Durante os 350 anos seguintes, as religiões foram afastadas do comando dos Estados europeus e de suas decisões de guerra e paz. Nas últimas décadas, entretanto, em particular depois do fim da Guerra Fria, vem-se assistindo por todos os lados o renascimento de um fanatismo religioso associado a forças políticas de extrema-direita. Tudo indica que essa onda começou nos EUA, na década de 1980, sob a liderança de seitas evangélicas e pentecostais, mas contando também com o apoio de setores cada mais extensos da Igreja Católica. Muitos sociólogos atribuem esta ressurgência à crise ou à morte das grandes utopias europeias dos séculos XIX e XX, e ao crescimento do medo e da insegurança de sociedades ameaçadas por um futuro incerto e imprevisível. Mas seja qual for a causa, a verdade é que este fenômeno adquiriu uma nova dimensão com a eleição de Donald Trump, em 2016, apoiado por uma grande coalizão de forças religiosas e de extrema-direita que acabaram se impondo dentro Partido Republicano e vencendo as eleições. E houve um novo salto nesse processo, no momento em que essas forças religiosas assumiram o comando da política externa dos EUA, no início de 2018, com a nomeação de Mike Pompeo e John Bolton, como secretário de Estado e como conselheiro de Segurança da Presidência da República, respectivamente, colocando-se ao lado de Mike Pence, o vice-presidente, e de James Mattis, o secretário de Defesa, para formar um dos grupos mais conservadores e belicistas que já comandou a política externa dos EUA, desde a II Guerra Mundial. Todos discípulos de Dick Cheney, e todos firmemente convencidos de que os EUA foram o “povo escolhido” por Deus para salvar a civilização judaico-cristã de seu declínio no século XXI.

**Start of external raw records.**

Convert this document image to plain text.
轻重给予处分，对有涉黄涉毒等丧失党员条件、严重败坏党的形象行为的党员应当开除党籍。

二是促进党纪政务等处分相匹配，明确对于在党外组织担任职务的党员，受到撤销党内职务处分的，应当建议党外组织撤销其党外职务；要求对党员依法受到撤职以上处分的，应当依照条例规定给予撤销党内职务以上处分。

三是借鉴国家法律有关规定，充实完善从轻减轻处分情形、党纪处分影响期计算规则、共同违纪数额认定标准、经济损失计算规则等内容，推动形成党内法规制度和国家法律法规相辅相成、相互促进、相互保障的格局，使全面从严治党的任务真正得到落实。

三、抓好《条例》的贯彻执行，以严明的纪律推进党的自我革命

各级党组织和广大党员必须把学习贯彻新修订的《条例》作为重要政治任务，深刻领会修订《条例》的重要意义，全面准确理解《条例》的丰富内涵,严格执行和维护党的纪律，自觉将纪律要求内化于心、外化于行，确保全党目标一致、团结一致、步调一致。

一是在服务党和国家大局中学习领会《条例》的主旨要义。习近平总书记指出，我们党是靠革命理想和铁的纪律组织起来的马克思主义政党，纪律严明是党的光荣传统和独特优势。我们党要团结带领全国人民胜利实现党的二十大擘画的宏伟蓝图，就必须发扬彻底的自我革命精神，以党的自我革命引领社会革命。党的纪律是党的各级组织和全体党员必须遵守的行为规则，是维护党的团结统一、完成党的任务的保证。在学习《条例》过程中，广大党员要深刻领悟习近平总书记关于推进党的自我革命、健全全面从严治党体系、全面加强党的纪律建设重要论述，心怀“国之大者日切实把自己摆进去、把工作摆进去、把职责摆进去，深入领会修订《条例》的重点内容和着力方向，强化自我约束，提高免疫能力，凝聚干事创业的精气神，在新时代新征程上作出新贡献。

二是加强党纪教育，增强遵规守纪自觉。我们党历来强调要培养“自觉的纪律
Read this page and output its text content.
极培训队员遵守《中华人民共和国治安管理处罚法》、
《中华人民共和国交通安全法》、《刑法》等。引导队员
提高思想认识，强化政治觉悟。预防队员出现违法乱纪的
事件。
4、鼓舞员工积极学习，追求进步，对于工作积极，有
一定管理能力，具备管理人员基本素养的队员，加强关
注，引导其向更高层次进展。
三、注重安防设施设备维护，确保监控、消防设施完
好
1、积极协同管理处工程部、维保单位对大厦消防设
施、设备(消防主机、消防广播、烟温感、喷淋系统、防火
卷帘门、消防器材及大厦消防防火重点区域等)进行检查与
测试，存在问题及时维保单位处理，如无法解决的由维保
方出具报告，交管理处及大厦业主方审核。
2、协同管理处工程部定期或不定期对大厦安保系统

Logo depois da posse de M. Pompeo e J. Bolton, no início de 2018, os EUA anunciaram o início de sua “guerra comercial” com a China, e sua saída do Acordo Nuclear com o Irã, que havia sido assinado em 2015, o ICPOA. Anunciaram também, logo em seguida, uma série de sanções com o objetivo de estrangular progressivamente a economia iraniana. Hoje, os EUA bombardeiam quase diariamente a população de quatro países, pelo menos: Afeganistão, Somália, Síria e Iêmen, e sustentam, ao mesmo tempo, uma escalada global de sanções comerciais e financeiras, de ameaças e cercos militares, e de agressões retóricas contra Rússia, China, Coreia do Norte, Turquia, Venezuela, Cuba, Nicarágua, e contra a própria União Europeia – Alemanha, em particular. E agora de novo, em janeiro de 2019, os EUA anunciaram seu abandono do “Tratado de Forças Nucleares de Alcance Intermediário”, assinado com a URSS, em 2008, e depois aceleraram e multiplicaram suas intervenções ao redor do mundo.